Zico was instrumental in Japan’s development as a soccer-playing nation and has warned that players are moving to Europe too young, citing his native Brazil as a cautionary tale.
The midfield legend ended his playing career in Japan after helping to launch the professional J.League in 1993 and he also coached the country’s national team from 2002 to 2006.
He maintains a connection to Japan as an adviser to Kashima Antlers, the club he helped build into the country’s most successful and where he has served as a player, coach and technical director for the past 30 years.
Photo: AFP
During that time, Zico has seen Japan grow from a soccer backwater to regular FIFA World Cup participants, with players thriving at some of Europe’s biggest clubs.
The 72-year-old says Japanese players looking beyond the J.League is a “positive” development — as long as they move at the right time.
He draws similarities with Brazil, where he says some players leave for Europe after only a handful of games in the domestic league.
“Brazilian players go to Europe too soon, losing their Brazilian roots.
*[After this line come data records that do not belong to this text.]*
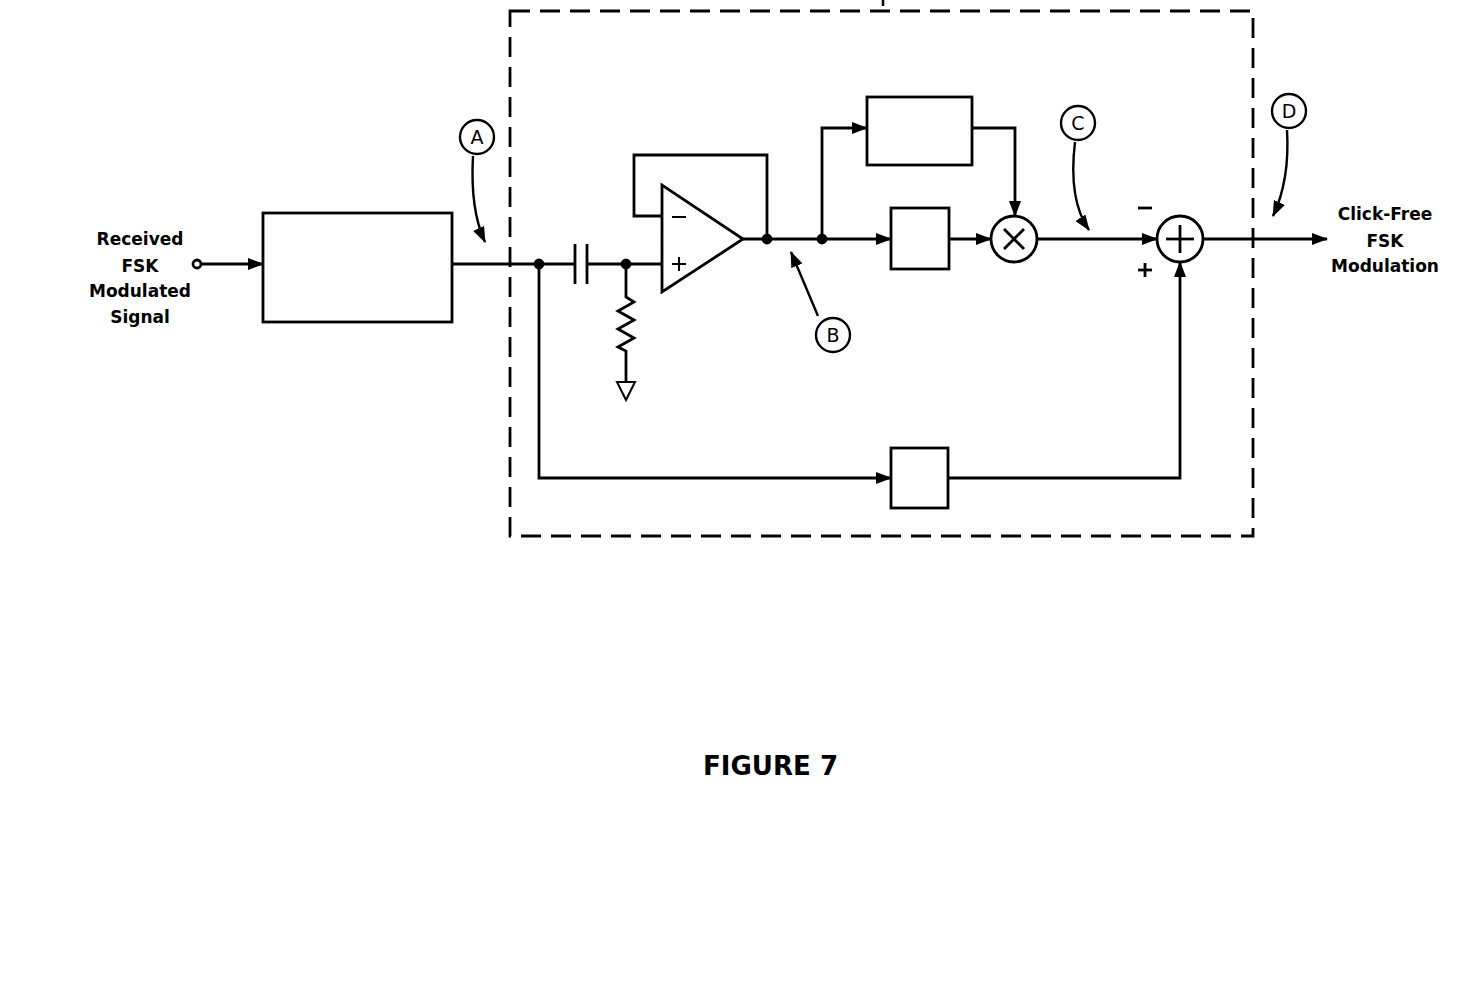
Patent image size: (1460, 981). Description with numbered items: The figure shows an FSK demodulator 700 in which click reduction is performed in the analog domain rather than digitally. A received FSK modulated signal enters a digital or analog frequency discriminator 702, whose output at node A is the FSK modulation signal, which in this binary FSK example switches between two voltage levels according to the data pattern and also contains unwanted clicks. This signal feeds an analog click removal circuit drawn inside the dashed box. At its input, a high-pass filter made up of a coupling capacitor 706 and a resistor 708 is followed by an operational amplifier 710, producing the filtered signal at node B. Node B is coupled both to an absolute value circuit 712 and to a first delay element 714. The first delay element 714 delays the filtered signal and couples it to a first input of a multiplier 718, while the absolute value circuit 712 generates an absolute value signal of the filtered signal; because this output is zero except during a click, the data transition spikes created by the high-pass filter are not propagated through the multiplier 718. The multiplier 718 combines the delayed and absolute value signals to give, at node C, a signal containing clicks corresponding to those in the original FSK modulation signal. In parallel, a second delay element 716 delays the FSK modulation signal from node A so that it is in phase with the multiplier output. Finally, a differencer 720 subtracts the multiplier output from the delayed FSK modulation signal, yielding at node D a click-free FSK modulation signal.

The FSK demodulator 700 is at (352, 622).
The frequency discriminator 702 is at (360, 204).
The coupling capacitor 706 is at (581, 233).
The resistor 708 is at (648, 323).
The operational amplifier 710 is at (709, 272).
The absolute value (ABS) circuit 712 is at (917, 88).
The first delay element 714 is at (920, 275).
The second delay element 716 is at (920, 440).
The multiplier 718 is at (1014, 265).
The differencer 720 is at (1181, 205).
If a player isn’t resilient, they come back because they haven’t achieved their full potential there,” Zico told reporters in Kashima.
“They leave very early, they don’t play and that’s happened in Germany, it’s happened in Italy, it’s happened in many places,” he added.
“That’s what’s happening to many Japanese players — they go there too early, lack confidence and then they come back,” he added.
Zico said that the trend is still overwhelmingly beneficial for Japan.
He contrasts the situation to the early days of the J.League, when European clubs would sign Japanese players “for marketing reasons.”
Zico says the picture today is also different from his time as Japan coach, during which he won the 2004 Asian Cup and took the team to the 2006 World Cup.
“We had some players in Europe, but they would get half an hour, five minutes, 15 minutes in games — they weren’t starters like they are today, that’s the big difference,” he said. “So when they came back to play for the national team they didn’t bring the same playing rhythm that they have today.”
Zico was one of several international stars drafted in to help the launch of the J.League, which brought professional soccer to Japan for the first time.
The Brazilian, along with England’s Gary Lineker and Germany’s Pierre Littbarski, raised the new league’s profile and helped the sport take root in a country long obsessed with baseball.
High-profile signings are now rare in the J.League, with Spanish World Cup winner Andres Iniesta’s move to Vissel Kobe in 2018 a notable exception.
Zico believes it was “not a coincidence” that Kobe won two straight J.League titles after Iniesta left the club in 2023.
“It’s an investment. Having a player of Iniesta’s level at your club motivates everyone,” he said. “You learn because he’s a winner, it improves the performance of the other players and it motivates the supporters. Everything grows.”
Kashima are atop the J.League, even if the days when they could sign Brazilian World Cup winners like Jorginho and Leonardo are long gone.
Zico joined the club when they were in the semi-professional second division and they have since won the J.League a record eight times and the Asian Champions League once.
Zico visits Kashima regularly to interact with fans and sponsors, as well as working with the club’s youth section.
He said that the club is “like my son.”
“I watched it being born, grow and become what it is now,” he said. “We have been able to take my experience in professional football and put it into practice here. A son is like that — you educate him and watch him go through life.”